I will give the 9/11 investigators many points, but you can only cite a "failure of imagination" so far. I recognize that there were breakdowns, our network could have been far stronger, and terrorism should already have been higher on everyone's list--but still, if this scenario had been floated as potential, pre-9/11, it would very likely have seemed farfetched.

We have learned so much in the past few years about the mindset of these people, what they are prepared to do to themselves, their children, their world, that now it seems standard-issue. But then? No.

It is a sad education; to have to make myself understand that there is a perception that would see an American baby as a potential enemy to be killed, rather than an innocent. I am still trying to learn it. But very few of us could even have gotten our minds around it pre-9/11.

~Amanda
From: [identity profile] heidi8.livejournal.com
I will give the 9/11 investigators many points, but you can only cite a "failure of imagination" so far. I recognize that there were breakdowns, our network could have been far stronger, and terrorism should already have been higher on everyone's list--but still, if this scenario had been floated as potential, pre-9/11, it would very likely have seemed farfetched.

But the scenario was floated. Under Clinton, there were reports about something just like this happening:


Most prominent among those reports, the commission said, was one circulated in September 1998, based on information provided by a source who walked into an American consulate in East Asia, that ''mentioned a possible plot to fly an explosives-laden aircraft into a U.S. city." A month earlier, it said, an intelligence agency received information that a group of Libyans hoped to crash a plane into the World Trade Center.
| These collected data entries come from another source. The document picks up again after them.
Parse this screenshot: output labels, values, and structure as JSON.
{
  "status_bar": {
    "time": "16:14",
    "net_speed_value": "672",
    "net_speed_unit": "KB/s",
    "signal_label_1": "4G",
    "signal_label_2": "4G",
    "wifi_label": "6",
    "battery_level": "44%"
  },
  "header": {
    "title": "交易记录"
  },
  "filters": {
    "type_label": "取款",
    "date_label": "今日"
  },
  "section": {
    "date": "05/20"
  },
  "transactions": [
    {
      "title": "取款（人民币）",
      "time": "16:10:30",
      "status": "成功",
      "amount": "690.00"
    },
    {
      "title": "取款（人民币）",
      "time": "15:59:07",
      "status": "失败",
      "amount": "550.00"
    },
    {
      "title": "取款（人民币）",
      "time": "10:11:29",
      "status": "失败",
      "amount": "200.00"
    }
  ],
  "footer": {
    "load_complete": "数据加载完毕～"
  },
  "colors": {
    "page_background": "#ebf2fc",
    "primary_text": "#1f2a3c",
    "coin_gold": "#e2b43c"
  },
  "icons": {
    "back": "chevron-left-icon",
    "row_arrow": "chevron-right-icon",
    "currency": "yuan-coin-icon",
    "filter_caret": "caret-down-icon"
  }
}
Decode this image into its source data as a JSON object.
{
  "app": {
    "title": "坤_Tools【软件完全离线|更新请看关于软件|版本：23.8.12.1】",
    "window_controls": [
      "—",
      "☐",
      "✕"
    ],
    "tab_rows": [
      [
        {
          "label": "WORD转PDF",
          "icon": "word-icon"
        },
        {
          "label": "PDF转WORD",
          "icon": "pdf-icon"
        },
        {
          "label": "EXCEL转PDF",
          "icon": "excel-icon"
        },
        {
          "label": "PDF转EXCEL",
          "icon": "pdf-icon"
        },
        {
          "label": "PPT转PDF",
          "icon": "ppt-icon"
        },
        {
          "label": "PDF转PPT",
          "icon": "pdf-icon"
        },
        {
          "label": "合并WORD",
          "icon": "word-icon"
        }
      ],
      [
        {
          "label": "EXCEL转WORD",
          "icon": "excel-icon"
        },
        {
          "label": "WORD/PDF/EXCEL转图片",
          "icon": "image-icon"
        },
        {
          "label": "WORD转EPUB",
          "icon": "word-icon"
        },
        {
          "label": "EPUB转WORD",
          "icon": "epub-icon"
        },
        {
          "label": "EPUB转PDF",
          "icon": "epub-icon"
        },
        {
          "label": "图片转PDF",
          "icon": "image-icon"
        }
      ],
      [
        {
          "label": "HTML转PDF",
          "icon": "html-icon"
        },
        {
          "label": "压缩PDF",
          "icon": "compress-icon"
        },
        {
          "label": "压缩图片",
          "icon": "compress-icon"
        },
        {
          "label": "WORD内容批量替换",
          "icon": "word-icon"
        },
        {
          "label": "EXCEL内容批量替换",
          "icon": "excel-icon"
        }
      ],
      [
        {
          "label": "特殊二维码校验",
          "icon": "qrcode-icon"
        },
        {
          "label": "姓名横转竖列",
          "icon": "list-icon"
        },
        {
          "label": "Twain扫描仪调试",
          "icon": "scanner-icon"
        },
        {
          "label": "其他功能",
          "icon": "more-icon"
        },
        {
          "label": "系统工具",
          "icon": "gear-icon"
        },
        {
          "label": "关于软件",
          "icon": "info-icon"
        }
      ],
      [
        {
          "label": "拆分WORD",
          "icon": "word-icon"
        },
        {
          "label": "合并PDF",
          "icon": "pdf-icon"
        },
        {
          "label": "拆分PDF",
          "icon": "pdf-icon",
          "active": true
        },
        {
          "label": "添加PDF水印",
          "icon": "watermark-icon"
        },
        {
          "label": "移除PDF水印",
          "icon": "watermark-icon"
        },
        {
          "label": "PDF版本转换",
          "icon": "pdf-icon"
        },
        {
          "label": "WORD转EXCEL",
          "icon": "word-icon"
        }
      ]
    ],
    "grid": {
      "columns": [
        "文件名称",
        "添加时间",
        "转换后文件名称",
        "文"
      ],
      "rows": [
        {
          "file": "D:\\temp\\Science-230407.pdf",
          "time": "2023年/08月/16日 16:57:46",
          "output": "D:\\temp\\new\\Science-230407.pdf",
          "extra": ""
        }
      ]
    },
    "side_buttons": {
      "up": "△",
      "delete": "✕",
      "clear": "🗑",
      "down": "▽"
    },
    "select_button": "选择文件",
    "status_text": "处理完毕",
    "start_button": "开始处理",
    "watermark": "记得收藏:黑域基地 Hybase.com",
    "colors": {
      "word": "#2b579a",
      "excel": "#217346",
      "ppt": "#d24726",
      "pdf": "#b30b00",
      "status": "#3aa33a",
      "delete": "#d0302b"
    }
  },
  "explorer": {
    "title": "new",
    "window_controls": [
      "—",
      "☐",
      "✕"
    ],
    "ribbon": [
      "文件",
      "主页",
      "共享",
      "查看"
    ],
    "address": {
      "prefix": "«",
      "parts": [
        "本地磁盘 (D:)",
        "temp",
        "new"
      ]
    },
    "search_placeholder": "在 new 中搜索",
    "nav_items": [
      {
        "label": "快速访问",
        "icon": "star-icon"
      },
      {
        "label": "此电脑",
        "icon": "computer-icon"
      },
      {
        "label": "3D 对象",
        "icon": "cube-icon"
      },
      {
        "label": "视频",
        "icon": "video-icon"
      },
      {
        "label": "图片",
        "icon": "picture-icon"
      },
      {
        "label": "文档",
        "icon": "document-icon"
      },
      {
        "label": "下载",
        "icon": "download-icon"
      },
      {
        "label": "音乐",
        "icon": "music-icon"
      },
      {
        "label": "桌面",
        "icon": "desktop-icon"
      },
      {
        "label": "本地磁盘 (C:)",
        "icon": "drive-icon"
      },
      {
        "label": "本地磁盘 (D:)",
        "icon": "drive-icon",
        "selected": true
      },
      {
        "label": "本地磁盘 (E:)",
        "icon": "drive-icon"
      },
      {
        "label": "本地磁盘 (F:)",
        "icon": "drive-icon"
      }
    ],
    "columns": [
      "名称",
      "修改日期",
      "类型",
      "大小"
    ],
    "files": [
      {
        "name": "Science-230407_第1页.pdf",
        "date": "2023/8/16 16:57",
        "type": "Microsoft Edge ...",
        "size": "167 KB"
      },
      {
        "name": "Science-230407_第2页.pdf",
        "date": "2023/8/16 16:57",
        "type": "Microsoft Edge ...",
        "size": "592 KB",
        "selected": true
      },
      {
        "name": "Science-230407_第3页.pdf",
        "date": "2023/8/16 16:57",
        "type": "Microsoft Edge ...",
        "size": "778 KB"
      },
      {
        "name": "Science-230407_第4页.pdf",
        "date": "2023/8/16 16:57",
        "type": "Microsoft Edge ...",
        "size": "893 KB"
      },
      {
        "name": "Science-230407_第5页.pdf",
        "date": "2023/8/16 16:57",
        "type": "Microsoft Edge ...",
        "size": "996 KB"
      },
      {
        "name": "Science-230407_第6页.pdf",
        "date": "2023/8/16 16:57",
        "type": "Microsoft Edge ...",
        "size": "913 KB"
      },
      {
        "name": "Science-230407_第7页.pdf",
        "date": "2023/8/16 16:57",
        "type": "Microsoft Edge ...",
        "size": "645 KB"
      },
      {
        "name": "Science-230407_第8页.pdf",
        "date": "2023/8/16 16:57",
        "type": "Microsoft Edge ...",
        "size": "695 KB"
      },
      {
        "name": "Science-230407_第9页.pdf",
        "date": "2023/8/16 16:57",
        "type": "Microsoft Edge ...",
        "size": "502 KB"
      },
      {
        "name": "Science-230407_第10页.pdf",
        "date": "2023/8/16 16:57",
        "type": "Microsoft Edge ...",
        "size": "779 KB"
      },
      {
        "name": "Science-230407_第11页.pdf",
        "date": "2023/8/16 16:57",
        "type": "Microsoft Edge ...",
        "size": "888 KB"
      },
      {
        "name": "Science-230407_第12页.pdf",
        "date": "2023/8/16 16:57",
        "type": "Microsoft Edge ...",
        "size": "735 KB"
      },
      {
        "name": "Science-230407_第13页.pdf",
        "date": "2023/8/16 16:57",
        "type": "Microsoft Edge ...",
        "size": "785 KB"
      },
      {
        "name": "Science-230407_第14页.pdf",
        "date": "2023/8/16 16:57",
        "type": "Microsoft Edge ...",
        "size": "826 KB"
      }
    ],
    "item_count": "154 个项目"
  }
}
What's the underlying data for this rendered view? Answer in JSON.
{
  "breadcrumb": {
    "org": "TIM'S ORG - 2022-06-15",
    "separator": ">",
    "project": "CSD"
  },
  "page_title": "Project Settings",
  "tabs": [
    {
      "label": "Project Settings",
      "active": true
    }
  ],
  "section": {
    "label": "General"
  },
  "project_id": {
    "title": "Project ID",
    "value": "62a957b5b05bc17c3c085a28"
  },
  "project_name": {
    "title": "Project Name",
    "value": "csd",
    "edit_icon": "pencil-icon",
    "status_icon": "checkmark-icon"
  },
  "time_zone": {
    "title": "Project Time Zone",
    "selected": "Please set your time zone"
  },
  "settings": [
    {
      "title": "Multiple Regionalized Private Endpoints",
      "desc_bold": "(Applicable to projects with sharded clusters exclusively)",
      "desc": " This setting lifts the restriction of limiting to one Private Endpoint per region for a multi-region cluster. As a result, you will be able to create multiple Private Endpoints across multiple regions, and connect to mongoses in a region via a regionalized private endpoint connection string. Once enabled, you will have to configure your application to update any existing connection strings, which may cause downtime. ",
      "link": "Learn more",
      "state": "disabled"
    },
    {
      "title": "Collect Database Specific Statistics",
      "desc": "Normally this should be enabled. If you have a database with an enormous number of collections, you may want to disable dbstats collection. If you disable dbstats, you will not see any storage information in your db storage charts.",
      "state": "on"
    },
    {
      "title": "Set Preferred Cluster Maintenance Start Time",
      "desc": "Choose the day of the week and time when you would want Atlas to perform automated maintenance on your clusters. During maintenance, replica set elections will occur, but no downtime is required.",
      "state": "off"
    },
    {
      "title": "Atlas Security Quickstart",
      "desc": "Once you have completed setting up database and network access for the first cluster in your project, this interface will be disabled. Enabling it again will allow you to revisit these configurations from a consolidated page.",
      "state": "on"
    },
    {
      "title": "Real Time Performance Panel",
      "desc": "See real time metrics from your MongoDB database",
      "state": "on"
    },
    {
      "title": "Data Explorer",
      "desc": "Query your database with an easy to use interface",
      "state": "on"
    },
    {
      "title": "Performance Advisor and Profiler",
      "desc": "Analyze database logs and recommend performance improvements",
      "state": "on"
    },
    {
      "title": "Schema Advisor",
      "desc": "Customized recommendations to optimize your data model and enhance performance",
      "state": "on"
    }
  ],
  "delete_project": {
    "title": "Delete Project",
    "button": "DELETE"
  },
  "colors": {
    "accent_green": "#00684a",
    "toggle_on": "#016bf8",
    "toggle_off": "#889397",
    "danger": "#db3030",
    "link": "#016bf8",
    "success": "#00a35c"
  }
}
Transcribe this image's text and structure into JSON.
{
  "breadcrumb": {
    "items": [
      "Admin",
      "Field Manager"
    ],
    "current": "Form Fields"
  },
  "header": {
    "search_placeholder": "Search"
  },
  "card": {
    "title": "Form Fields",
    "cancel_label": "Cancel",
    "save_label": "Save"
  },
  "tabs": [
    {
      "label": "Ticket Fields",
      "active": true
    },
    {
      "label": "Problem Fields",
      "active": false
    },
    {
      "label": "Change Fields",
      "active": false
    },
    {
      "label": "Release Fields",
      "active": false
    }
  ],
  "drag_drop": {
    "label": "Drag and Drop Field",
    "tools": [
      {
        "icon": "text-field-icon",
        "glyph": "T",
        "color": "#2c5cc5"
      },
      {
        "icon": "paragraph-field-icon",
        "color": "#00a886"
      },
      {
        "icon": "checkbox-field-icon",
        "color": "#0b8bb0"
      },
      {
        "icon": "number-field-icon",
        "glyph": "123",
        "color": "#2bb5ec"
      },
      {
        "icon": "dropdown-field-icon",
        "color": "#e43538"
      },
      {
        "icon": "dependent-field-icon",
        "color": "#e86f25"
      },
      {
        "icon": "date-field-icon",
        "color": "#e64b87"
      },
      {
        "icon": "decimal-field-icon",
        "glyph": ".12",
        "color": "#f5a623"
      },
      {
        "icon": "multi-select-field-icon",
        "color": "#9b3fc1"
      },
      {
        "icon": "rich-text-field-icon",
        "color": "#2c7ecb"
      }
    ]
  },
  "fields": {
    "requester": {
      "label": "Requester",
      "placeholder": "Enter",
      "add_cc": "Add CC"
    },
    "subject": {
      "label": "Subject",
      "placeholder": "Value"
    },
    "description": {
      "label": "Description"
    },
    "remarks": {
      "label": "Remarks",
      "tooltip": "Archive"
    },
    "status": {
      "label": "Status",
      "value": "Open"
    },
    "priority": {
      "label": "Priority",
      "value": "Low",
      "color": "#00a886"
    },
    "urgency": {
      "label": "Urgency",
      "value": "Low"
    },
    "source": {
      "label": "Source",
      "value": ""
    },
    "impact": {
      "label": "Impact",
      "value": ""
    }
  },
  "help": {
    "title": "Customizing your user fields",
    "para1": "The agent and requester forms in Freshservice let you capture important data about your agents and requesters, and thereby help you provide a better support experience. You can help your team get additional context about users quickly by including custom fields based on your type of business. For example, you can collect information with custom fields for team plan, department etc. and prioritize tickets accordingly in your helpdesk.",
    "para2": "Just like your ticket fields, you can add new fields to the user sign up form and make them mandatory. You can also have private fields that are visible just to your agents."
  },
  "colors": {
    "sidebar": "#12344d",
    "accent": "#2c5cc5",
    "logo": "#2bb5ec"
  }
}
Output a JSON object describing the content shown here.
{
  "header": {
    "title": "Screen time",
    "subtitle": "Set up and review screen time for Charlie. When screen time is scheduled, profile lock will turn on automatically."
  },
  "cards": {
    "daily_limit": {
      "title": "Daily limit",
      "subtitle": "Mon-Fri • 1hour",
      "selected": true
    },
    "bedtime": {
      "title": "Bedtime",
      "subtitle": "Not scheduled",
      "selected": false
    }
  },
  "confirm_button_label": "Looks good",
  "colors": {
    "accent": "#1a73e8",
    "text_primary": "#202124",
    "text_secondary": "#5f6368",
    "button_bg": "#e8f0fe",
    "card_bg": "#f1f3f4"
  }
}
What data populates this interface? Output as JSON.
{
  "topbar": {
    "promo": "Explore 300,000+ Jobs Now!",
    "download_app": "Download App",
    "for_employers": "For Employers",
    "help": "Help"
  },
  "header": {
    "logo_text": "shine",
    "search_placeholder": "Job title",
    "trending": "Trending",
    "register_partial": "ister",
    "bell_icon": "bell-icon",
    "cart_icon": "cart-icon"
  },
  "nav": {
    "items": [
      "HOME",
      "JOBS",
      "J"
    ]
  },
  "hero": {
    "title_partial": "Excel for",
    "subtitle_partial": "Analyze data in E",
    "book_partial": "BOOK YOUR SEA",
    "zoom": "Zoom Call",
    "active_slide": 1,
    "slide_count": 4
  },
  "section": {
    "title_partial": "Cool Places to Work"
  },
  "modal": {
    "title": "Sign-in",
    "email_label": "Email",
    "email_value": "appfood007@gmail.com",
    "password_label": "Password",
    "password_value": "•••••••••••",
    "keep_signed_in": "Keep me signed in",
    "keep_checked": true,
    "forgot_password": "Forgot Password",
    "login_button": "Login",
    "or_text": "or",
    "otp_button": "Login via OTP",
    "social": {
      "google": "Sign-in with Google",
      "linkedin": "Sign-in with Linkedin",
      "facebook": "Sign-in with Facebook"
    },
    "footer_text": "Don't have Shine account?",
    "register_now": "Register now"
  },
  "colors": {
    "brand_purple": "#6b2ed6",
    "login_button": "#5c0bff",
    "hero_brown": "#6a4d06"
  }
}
And Clinton's team put a plan in place to kidnap Bin Laden back in 1998 as well - but the CIA killed the plan as being "too risky". Furthermore, those plans, which had been developed in 1997, were to be carried out during the summer of 1998, when the whole country was too involved in watching the impeachment thing; Republicans were going to the press and saying that Clinton's focus on Bin Laden was just to distract people from the impeachment lead-up and process. And you know what? Maybe they were - maybe he wanted to distract people by this amazing accomplishment of capturing this terrorist - but wouldn't it have been great if the CIA hadn't stopped them from trying?